Maalesef Türkiye’de uzun zamandır bütün sektörlerde olduğu gibi medyada da kirlenme, çürüme had safhada. Sistem olabildiğince çekici kadınları istemekte. Büyükşehir belediye başkanlığı seçimini bile adayların eşleri belirledi neredeyse. Bir aday, güzel ve çekici karısı ile birlikte ipi göğüsledi. Geçen gün İslamcı bir yazarı ifşaladı Twitter’da bir genç kız. Kurduğu atölyede İslamcı yazarın başı örtülü kızları insan yerine koymazken, başı açık sarışın kadınları el üstünde tuttuğunu yazdı. Bu mobbinglerden bıkıp usandıklarından belki de kapalı kızlar, hızla başlarını açmakta.

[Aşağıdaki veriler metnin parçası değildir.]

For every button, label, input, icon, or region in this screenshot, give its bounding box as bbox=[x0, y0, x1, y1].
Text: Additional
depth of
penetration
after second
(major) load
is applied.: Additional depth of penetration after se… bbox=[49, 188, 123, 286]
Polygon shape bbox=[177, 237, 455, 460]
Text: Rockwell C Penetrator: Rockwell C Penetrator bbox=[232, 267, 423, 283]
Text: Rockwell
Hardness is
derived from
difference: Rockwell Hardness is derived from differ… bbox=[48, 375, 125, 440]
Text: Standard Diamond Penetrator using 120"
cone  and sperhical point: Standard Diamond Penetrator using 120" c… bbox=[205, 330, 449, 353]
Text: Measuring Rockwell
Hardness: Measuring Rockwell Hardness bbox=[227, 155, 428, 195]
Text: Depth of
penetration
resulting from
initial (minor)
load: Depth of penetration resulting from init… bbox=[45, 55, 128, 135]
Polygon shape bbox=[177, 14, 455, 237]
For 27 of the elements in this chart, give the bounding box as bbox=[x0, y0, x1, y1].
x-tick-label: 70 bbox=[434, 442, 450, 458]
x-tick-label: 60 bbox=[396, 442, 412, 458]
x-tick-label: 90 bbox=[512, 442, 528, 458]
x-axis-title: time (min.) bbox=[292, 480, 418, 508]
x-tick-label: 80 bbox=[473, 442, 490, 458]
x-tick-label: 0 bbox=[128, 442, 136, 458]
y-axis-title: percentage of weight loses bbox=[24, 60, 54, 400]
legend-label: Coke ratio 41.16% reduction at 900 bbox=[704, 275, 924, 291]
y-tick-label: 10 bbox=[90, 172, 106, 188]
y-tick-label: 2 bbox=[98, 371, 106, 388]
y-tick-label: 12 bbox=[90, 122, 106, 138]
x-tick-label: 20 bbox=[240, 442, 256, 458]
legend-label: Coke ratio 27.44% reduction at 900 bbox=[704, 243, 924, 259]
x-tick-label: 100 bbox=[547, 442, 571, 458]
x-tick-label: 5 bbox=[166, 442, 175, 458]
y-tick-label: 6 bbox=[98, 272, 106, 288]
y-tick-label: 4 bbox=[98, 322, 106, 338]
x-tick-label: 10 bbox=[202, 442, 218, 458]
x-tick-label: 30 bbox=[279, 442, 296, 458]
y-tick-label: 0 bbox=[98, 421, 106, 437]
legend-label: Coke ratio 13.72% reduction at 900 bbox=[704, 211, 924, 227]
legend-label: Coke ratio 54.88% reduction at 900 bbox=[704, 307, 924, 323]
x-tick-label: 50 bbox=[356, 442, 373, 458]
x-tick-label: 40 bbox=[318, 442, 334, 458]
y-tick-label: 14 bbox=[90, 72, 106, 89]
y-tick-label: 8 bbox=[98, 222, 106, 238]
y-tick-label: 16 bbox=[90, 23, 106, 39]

Sistem, ekranlara estetik operasyonlarla Barbie’ye dönüşmüş kadınları yerleştiriyor sanırken; ne yazık ki eli kalem tutan gazetecilerden eskortluk yapanları da, casus gibi başka imparatorlara delil toplayanları da, kara para aklayan dolandırıcıları ekranlarda temize çıkarmaya uğraşan yancıları, cinayete kurban gitmiş masum kızların katili olarak anılan şüpheli zenginleri aklayacak yazılar yazacak kadar vicdanlarından uzaklaşmış kadın gazetecileri de gördü bu ülke.

Bakalım çürüme, kokuşma son bulup; temiz meslek sahipleri yitik değerlerini kuşanıp, düzene kabul ettirebilecekler mi?